Michishita is best known in Japan for her literary work; this exhibition places her rarely exhibited films and videos in dialogue with her writing. Michishita was credited with introducing key figures like Gloria Steinem, Georgia O’Keeffe and Gene Marine to the nation through her translations and articles—her 1975 translation of the latter’s pillar of second-wave feminism, A Male Guide To Women’s Liberation (1972), was particularly epoch-defining in its domestic advancement of the movement. Original copies of these texts are displayed alongside her own publications, including the autobiographical non-fiction of Farewell to Sakhalin (1995), and the novel The Blue Hour (2008).
Experimenting with video as a means to extend the aims and approaches of consciousness raising as employed by the women’s movement in North America, Women’s Liberation Is Human Liberation documents a presentation by Michishita on the topic of women’s rights in Japan to the all-male members of a local Rotary club, whose interest and conviction in the material at hand often appears forced at best.
A subtle portrayal of not just gender dynamics, but also larger questions of labour, sustenance, and the human relationship with nature, Being Women in Japan: Living with the Ocean alternates between footage of men and women fisherman harvesting kelp, and interviews with both about their lives and their work.
Rather than limit herself to the thrilling but raw and rudimentary consumer-grade video Michishita experimented with as part of Video Hiroba and beyond, the exhibition includes a selection of the artist’s impressionistic 16mm films.
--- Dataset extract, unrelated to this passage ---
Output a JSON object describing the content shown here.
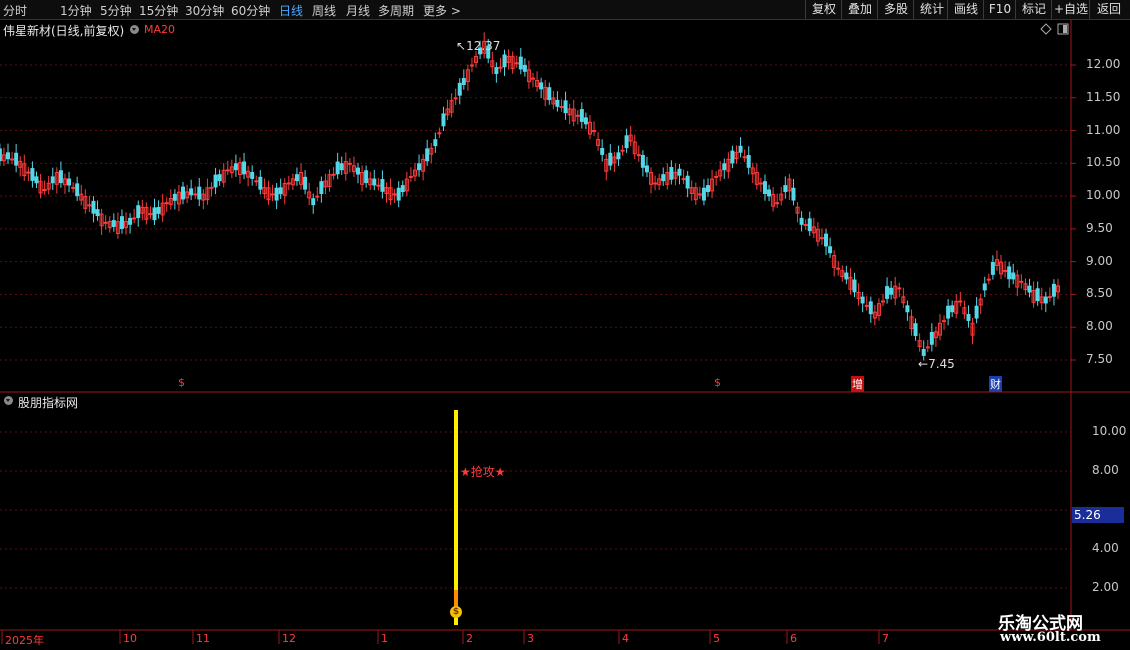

Set to the music of composer Toshi Ichiyanagi, Cherry Blossoms suggests something of O’Keeffe’s delicate yet bold representation of floral life, while the hushed In My Hometown trilogy captures the snowy landscape of Sapporo with a refined eye for its shadows and textures.
— Jesse Cumming
Presented with the support of The Japan Foundation Toronto. This exhibition features new digital restorations courtesy of Vtape.
Kyoko Michishita is a Japanese artist, writer, and translator. Her video Being Women in Japan: Liberation within My Family (1973-74) is in the collection of the Museum of Modern Art (New York), and her other films and videos have been screened at many festivals, galleries, and museums across Japan and internationally.